Key takeaway for employers:

Employers should review how roles are defined, documented and implemented across their organisation. Clear and up‑to‑date training materials, role profiles and operational guidance are likely to carry significant weight in equal pay claims and so employers should ensure these documents accurately reflect what employees are required to do in practice and are applied consistently.

Impending Changes to Unfair Dismissal: Stakeholder Feedback

Among other changes, the Employment Rights Act 2025 will reduce the qualifying service period required to bring an ordinary unfair dismissal claim from two years to six months from 1 January 2027. At the same time, the existing cap on compensatory awards for ordinary unfair dismissal claims will be removed entirely.

In January and February 2026, the Department for Business and Trade (DBT) held discussions with stakeholders to consider their views on: (i) what the impacts of the changes to the law on unfair dismissal might be; and (ii) what steps might support the implementation of the changes. These stakeholders included groups representing both employees and employers from the public and private sectors.

The stakeholders expressed concern about how the removal of the cap on compensation awards could impact business decisions, such as whether to have business operations in the UK and whether to hire employees, particularly those employees who are highly paid. A suggestion was made that guidance on how to manage performance and dismissal in relation to senior executives would be helpful for employers.

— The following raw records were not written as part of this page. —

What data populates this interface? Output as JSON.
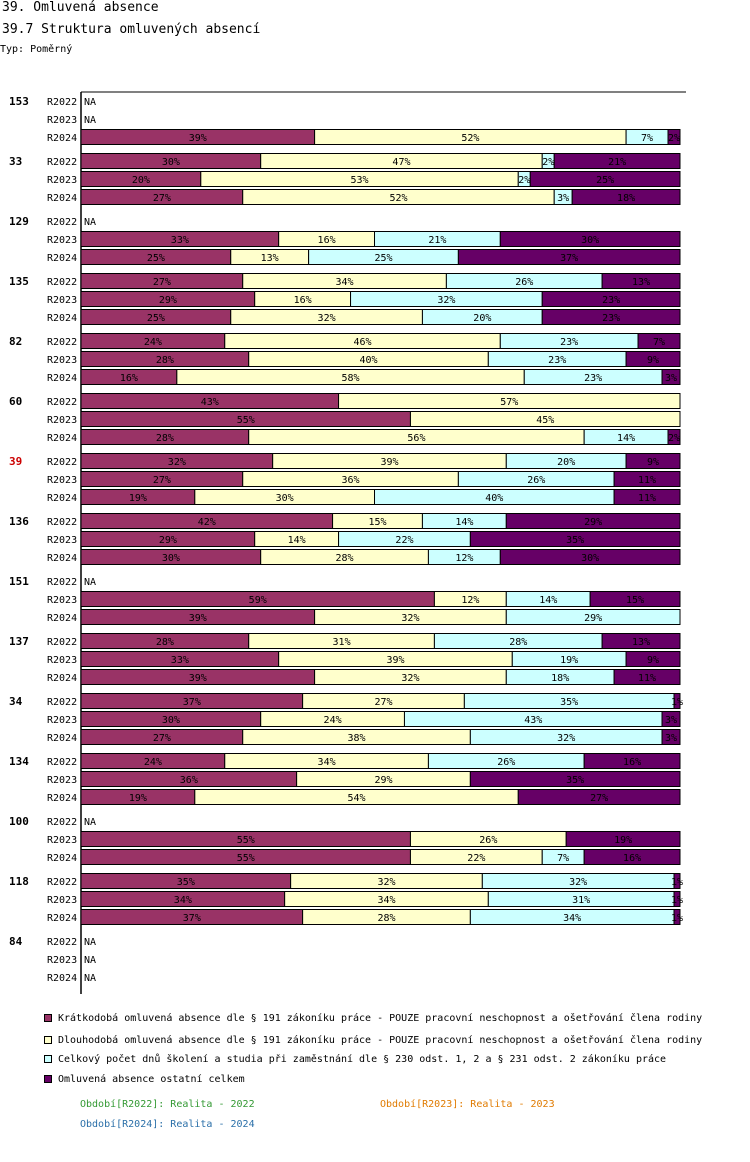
{
  "header": {
    "title": "39. Omluvená absence",
    "subtitle": "39.7 Struktura omluvených absencí",
    "type_label": "Typ: Poměrný"
  },
  "colors": {
    "highlight_label": "#cc0000",
    "period_r2022": "#339933",
    "period_r2023": "#e07b00",
    "period_r2024": "#2a6fa8"
  },
  "chart_data": {
    "type": "bar",
    "orientation": "horizontal-stacked-percent",
    "title": "39.7 Struktura omluvených absencí",
    "highlighted_group": "39",
    "na_label": "NA",
    "series": [
      {
        "name": "Krátkodobá omluvená absence dle § 191 zákoníku práce - POUZE pracovní neschopnost a ošetřování člena rodiny",
        "color": "#993366"
      },
      {
        "name": "Dlouhodobá omluvená absence dle § 191 zákoníku práce - POUZE pracovní neschopnost a ošetřování člena rodiny",
        "color": "#ffffcc"
      },
      {
        "name": "Celkový počet dnů školení a studia při zaměstnání dle § 230 odst. 1, 2 a § 231 odst. 2 zákoníku práce",
        "color": "#ccffff"
      },
      {
        "name": "Omluvená absence ostatní celkem",
        "color": "#660066"
      }
    ],
    "groups": [
      {
        "label": "153",
        "rows": [
          {
            "period": "R2022",
            "values": null
          },
          {
            "period": "R2023",
            "values": null
          },
          {
            "period": "R2024",
            "values": [
              39,
              52,
              7,
              2
            ]
          }
        ]
      },
      {
        "label": "33",
        "rows": [
          {
            "period": "R2022",
            "values": [
              30,
              47,
              2,
              21
            ]
          },
          {
            "period": "R2023",
            "values": [
              20,
              53,
              2,
              25
            ]
          },
          {
            "period": "R2024",
            "values": [
              27,
              52,
              3,
              18
            ]
          }
        ]
      },
      {
        "label": "129",
        "rows": [
          {
            "period": "R2022",
            "values": null
          },
          {
            "period": "R2023",
            "values": [
              33,
              16,
              21,
              30
            ]
          },
          {
            "period": "R2024",
            "values": [
              25,
              13,
              25,
              37
            ]
          }
        ]
      },
      {
        "label": "135",
        "rows": [
          {
            "period": "R2022",
            "values": [
              27,
              34,
              26,
              13
            ]
          },
          {
            "period": "R2023",
            "values": [
              29,
              16,
              32,
              23
            ]
          },
          {
            "period": "R2024",
            "values": [
              25,
              32,
              20,
              23
            ]
          }
        ]
      },
      {
        "label": "82",
        "rows": [
          {
            "period": "R2022",
            "values": [
              24,
              46,
              23,
              7
            ]
          },
          {
            "period": "R2023",
            "values": [
              28,
              40,
              23,
              9
            ]
          },
          {
            "period": "R2024",
            "values": [
              16,
              58,
              23,
              3
            ]
          }
        ]
      },
      {
        "label": "60",
        "rows": [
          {
            "period": "R2022",
            "values": [
              43,
              57,
              0,
              0
            ]
          },
          {
            "period": "R2023",
            "values": [
              55,
              45,
              0,
              0
            ]
          },
          {
            "period": "R2024",
            "values": [
              28,
              56,
              14,
              2
            ]
          }
        ]
      },
      {
        "label": "39",
        "rows": [
          {
            "period": "R2022",
            "values": [
              32,
              39,
              20,
              9
            ]
          },
          {
            "period": "R2023",
            "values": [
              27,
              36,
              26,
              11
            ]
          },
          {
            "period": "R2024",
            "values": [
              19,
              30,
              40,
              11
            ]
          }
        ]
      },
      {
        "label": "136",
        "rows": [
          {
            "period": "R2022",
            "values": [
              42,
              15,
              14,
              29
            ]
          },
          {
            "period": "R2023",
            "values": [
              29,
              14,
              22,
              35
            ]
          },
          {
            "period": "R2024",
            "values": [
              30,
              28,
              12,
              30
            ]
          }
        ]
      },
      {
        "label": "151",
        "rows": [
          {
            "period": "R2022",
            "values": null
          },
          {
            "period": "R2023",
            "values": [
              59,
              12,
              14,
              15
            ]
          },
          {
            "period": "R2024",
            "values": [
              39,
              32,
              29,
              0
            ]
          }
        ]
      },
      {
        "label": "137",
        "rows": [
          {
            "period": "R2022",
            "values": [
              28,
              31,
              28,
              13
            ]
          },
          {
            "period": "R2023",
            "values": [
              33,
              39,
              19,
              9
            ]
          },
          {
            "period": "R2024",
            "values": [
              39,
              32,
              18,
              11
            ]
          }
        ]
      },
      {
        "label": "34",
        "rows": [
          {
            "period": "R2022",
            "values": [
              37,
              27,
              35,
              1
            ]
          },
          {
            "period": "R2023",
            "values": [
              30,
              24,
              43,
              3
            ]
          },
          {
            "period": "R2024",
            "values": [
              27,
              38,
              32,
              3
            ]
          }
        ]
      },
      {
        "label": "134",
        "rows": [
          {
            "period": "R2022",
            "values": [
              24,
              34,
              26,
              16
            ]
          },
          {
            "period": "R2023",
            "values": [
              36,
              29,
              0,
              35
            ]
          },
          {
            "period": "R2024",
            "values": [
              19,
              54,
              0,
              27
            ]
          }
        ]
      },
      {
        "label": "100",
        "rows": [
          {
            "period": "R2022",
            "values": null
          },
          {
            "period": "R2023",
            "values": [
              55,
              26,
              0,
              19
            ]
          },
          {
            "period": "R2024",
            "values": [
              55,
              22,
              7,
              16
            ]
          }
        ]
      },
      {
        "label": "118",
        "rows": [
          {
            "period": "R2022",
            "values": [
              35,
              32,
              32,
              1
            ]
          },
          {
            "period": "R2023",
            "values": [
              34,
              34,
              31,
              1
            ]
          },
          {
            "period": "R2024",
            "values": [
              37,
              28,
              34,
              1
            ]
          }
        ]
      },
      {
        "label": "84",
        "rows": [
          {
            "period": "R2022",
            "values": null
          },
          {
            "period": "R2023",
            "values": null
          },
          {
            "period": "R2024",
            "values": null
          }
        ]
      }
    ]
  },
  "period_legend": [
    {
      "text": "Období[R2022]: Realita - 2022"
    },
    {
      "text": "Období[R2023]: Realita - 2023"
    },
    {
      "text": "Období[R2024]: Realita - 2024"
    }
  ]
}
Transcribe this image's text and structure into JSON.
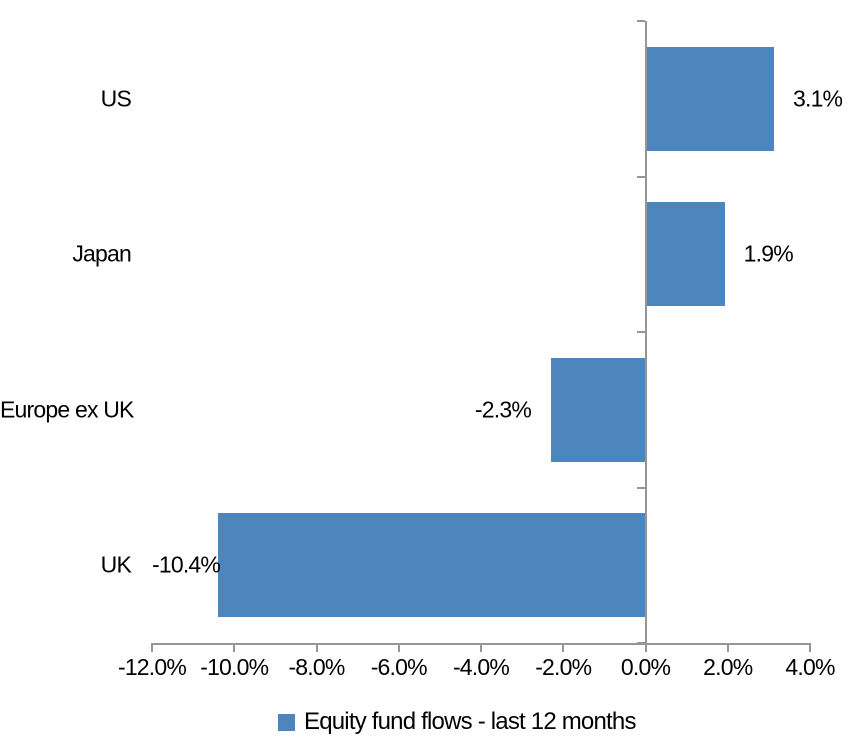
{
  "chart_data": {
    "type": "bar",
    "orientation": "horizontal",
    "title": "",
    "categories": [
      "US",
      "Japan",
      "Europe ex UK",
      "UK"
    ],
    "values": [
      3.1,
      1.9,
      -2.3,
      -10.4
    ],
    "data_labels": [
      "3.1%",
      "1.9%",
      "-2.3%",
      "-10.4%"
    ],
    "legend_label": "Equity fund flows - last 12 months",
    "legend_position": "bottom",
    "xlim": [
      -12,
      4
    ],
    "x_ticks": [
      -12,
      -10,
      -8,
      -6,
      -4,
      -2,
      0,
      2,
      4
    ],
    "x_tick_labels": [
      "-12.0%",
      "-10.0%",
      "-8.0%",
      "-6.0%",
      "-4.0%",
      "-2.0%",
      "0.0%",
      "2.0%",
      "4.0%"
    ],
    "grid": false,
    "colors": {
      "bar": "#4D86BD",
      "axis": "#969696",
      "text": "#000000",
      "background": "#FFFFFF"
    }
  }
}
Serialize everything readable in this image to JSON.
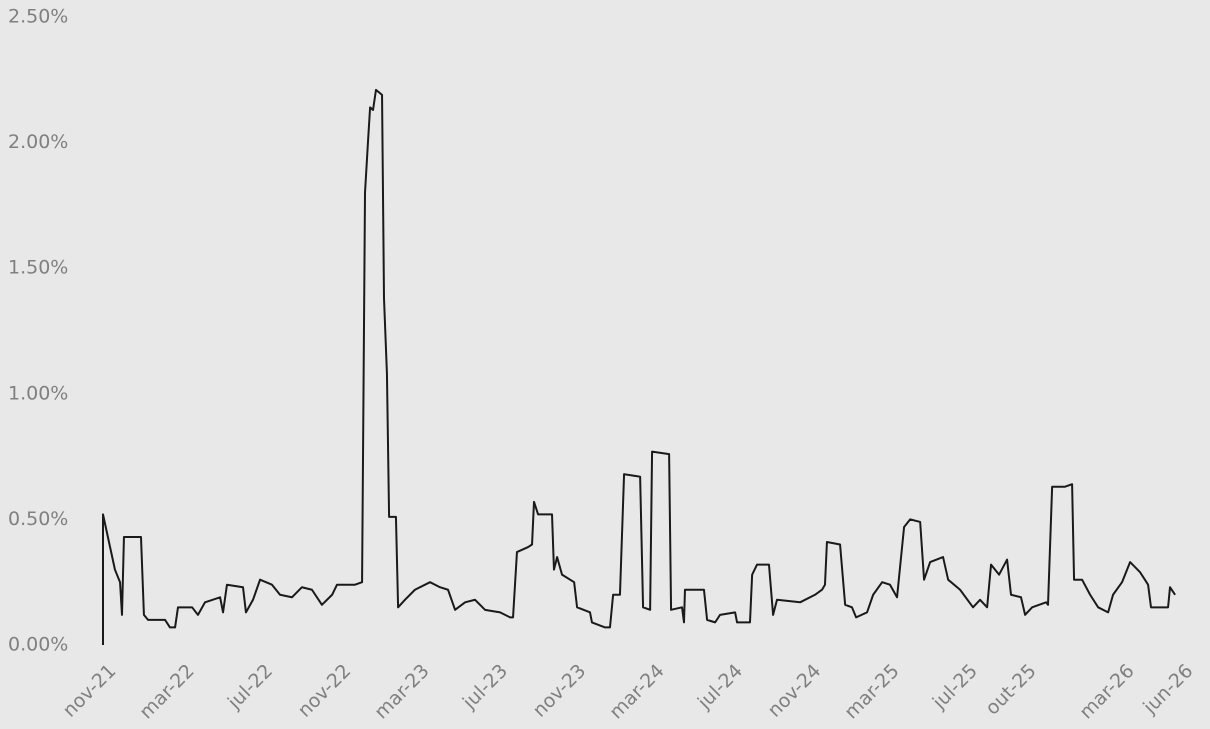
{
  "chart_data": {
    "type": "line",
    "x": [
      0,
      0,
      0.61,
      0.87,
      0.97,
      1.07,
      1.94,
      2.09,
      2.3,
      3.17,
      3.42,
      3.68,
      3.83,
      4.55,
      4.85,
      5.21,
      5.98,
      6.13,
      6.33,
      7.15,
      7.3,
      7.66,
      8.02,
      8.63,
      9.04,
      9.65,
      10.16,
      10.67,
      11.18,
      11.7,
      11.95,
      12.87,
      13.23,
      13.38,
      13.53,
      13.64,
      13.79,
      13.94,
      14.25,
      14.35,
      14.5,
      14.61,
      14.96,
      15.07,
      15.42,
      15.93,
      16.7,
      17.21,
      17.62,
      17.98,
      18.49,
      19.0,
      19.51,
      20.28,
      20.79,
      20.94,
      21.14,
      21.71,
      21.91,
      22.01,
      22.22,
      22.93,
      23.03,
      23.19,
      23.44,
      24.06,
      24.21,
      24.87,
      24.97,
      25.64,
      25.89,
      26.05,
      26.4,
      26.61,
      27.43,
      27.58,
      27.94,
      28.04,
      28.91,
      29.01,
      29.57,
      29.67,
      29.72,
      30.69,
      30.85,
      31.26,
      31.51,
      32.28,
      32.38,
      33.04,
      33.15,
      33.4,
      34.01,
      34.22,
      34.42,
      35.6,
      36.36,
      36.72,
      36.87,
      36.97,
      37.64,
      37.9,
      38.25,
      38.46,
      39.02,
      39.33,
      39.79,
      40.19,
      40.55,
      40.91,
      41.22,
      41.73,
      41.93,
      42.24,
      42.9,
      43.16,
      43.77,
      44.43,
      44.79,
      45.15,
      45.35,
      45.76,
      46.17,
      46.37,
      46.88,
      47.09,
      47.45,
      48.16,
      48.26,
      48.47,
      49.13,
      49.49,
      49.59,
      50.0,
      50.41,
      50.82,
      51.33,
      51.58,
      52.04,
      52.45,
      52.96,
      53.37,
      53.52,
      54.39,
      54.49,
      54.75
    ],
    "series": [
      {
        "color": "#1a1a1a",
        "values": [
          0,
          0.52,
          0.3,
          0.25,
          0.12,
          0.43,
          0.43,
          0.12,
          0.1,
          0.1,
          0.07,
          0.07,
          0.15,
          0.15,
          0.12,
          0.17,
          0.19,
          0.13,
          0.24,
          0.23,
          0.13,
          0.18,
          0.26,
          0.24,
          0.2,
          0.19,
          0.23,
          0.22,
          0.16,
          0.2,
          0.24,
          0.24,
          0.25,
          1.8,
          2.0,
          2.14,
          2.13,
          2.21,
          2.19,
          1.38,
          1.08,
          0.51,
          0.51,
          0.15,
          0.18,
          0.22,
          0.25,
          0.23,
          0.22,
          0.14,
          0.17,
          0.18,
          0.14,
          0.13,
          0.11,
          0.11,
          0.37,
          0.39,
          0.4,
          0.57,
          0.52,
          0.52,
          0.3,
          0.35,
          0.28,
          0.25,
          0.15,
          0.13,
          0.09,
          0.07,
          0.07,
          0.2,
          0.2,
          0.68,
          0.67,
          0.15,
          0.14,
          0.77,
          0.76,
          0.14,
          0.15,
          0.09,
          0.22,
          0.22,
          0.1,
          0.09,
          0.12,
          0.13,
          0.09,
          0.09,
          0.28,
          0.32,
          0.32,
          0.12,
          0.18,
          0.17,
          0.2,
          0.22,
          0.24,
          0.41,
          0.4,
          0.16,
          0.15,
          0.11,
          0.13,
          0.2,
          0.25,
          0.24,
          0.19,
          0.47,
          0.5,
          0.49,
          0.26,
          0.33,
          0.35,
          0.26,
          0.22,
          0.15,
          0.18,
          0.15,
          0.32,
          0.28,
          0.34,
          0.2,
          0.19,
          0.12,
          0.15,
          0.17,
          0.16,
          0.63,
          0.63,
          0.64,
          0.26,
          0.26,
          0.2,
          0.15,
          0.13,
          0.2,
          0.25,
          0.33,
          0.29,
          0.24,
          0.15,
          0.15,
          0.23,
          0.2
        ]
      }
    ],
    "xlim": [
      0,
      55
    ],
    "ylim": [
      0,
      2.5
    ],
    "xticks": [
      {
        "value": 0,
        "label": "nov-21"
      },
      {
        "value": 4,
        "label": "mar-22"
      },
      {
        "value": 8,
        "label": "jul-22"
      },
      {
        "value": 12,
        "label": "nov-22"
      },
      {
        "value": 16,
        "label": "mar-23"
      },
      {
        "value": 20,
        "label": "jul-23"
      },
      {
        "value": 24,
        "label": "nov-23"
      },
      {
        "value": 28,
        "label": "mar-24"
      },
      {
        "value": 32,
        "label": "jul-24"
      },
      {
        "value": 36,
        "label": "nov-24"
      },
      {
        "value": 40,
        "label": "mar-25"
      },
      {
        "value": 44,
        "label": "jul-25"
      },
      {
        "value": 47,
        "label": "out-25"
      },
      {
        "value": 52,
        "label": "mar-26"
      },
      {
        "value": 55,
        "label": "jun-26"
      }
    ],
    "yticks": [
      {
        "value": 0,
        "label": "0.00%"
      },
      {
        "value": 0.5,
        "label": "0.50%"
      },
      {
        "value": 1,
        "label": "1.00%"
      },
      {
        "value": 1.5,
        "label": "1.50%"
      },
      {
        "value": 2,
        "label": "2.00%"
      },
      {
        "value": 2.5,
        "label": "2.50%"
      }
    ],
    "grid": false
  }
}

Further, the stakeholders suggested that it would be helpful to receive guidance on how the changes to the law on unfair dismissal could affect the calculation of compensatory awards, particularly for senior executive roles.

Finally, these discussions raised the issue of the potential increased burden on the employment tribunal system as a result of the changes. It was noted that reforms to the dispute resolution system and further guidance and support for the employment tribunal were important in the light of these changes.

The DBT intends to issue guidance for employers and employees on the changes to unfair dismissal to assist in understanding the potential practical implications. 

Key takeaway for employers:

Employers should review the guidance when it is issued and consider engaging external legal counsel for advice on the implications for their business and workforce.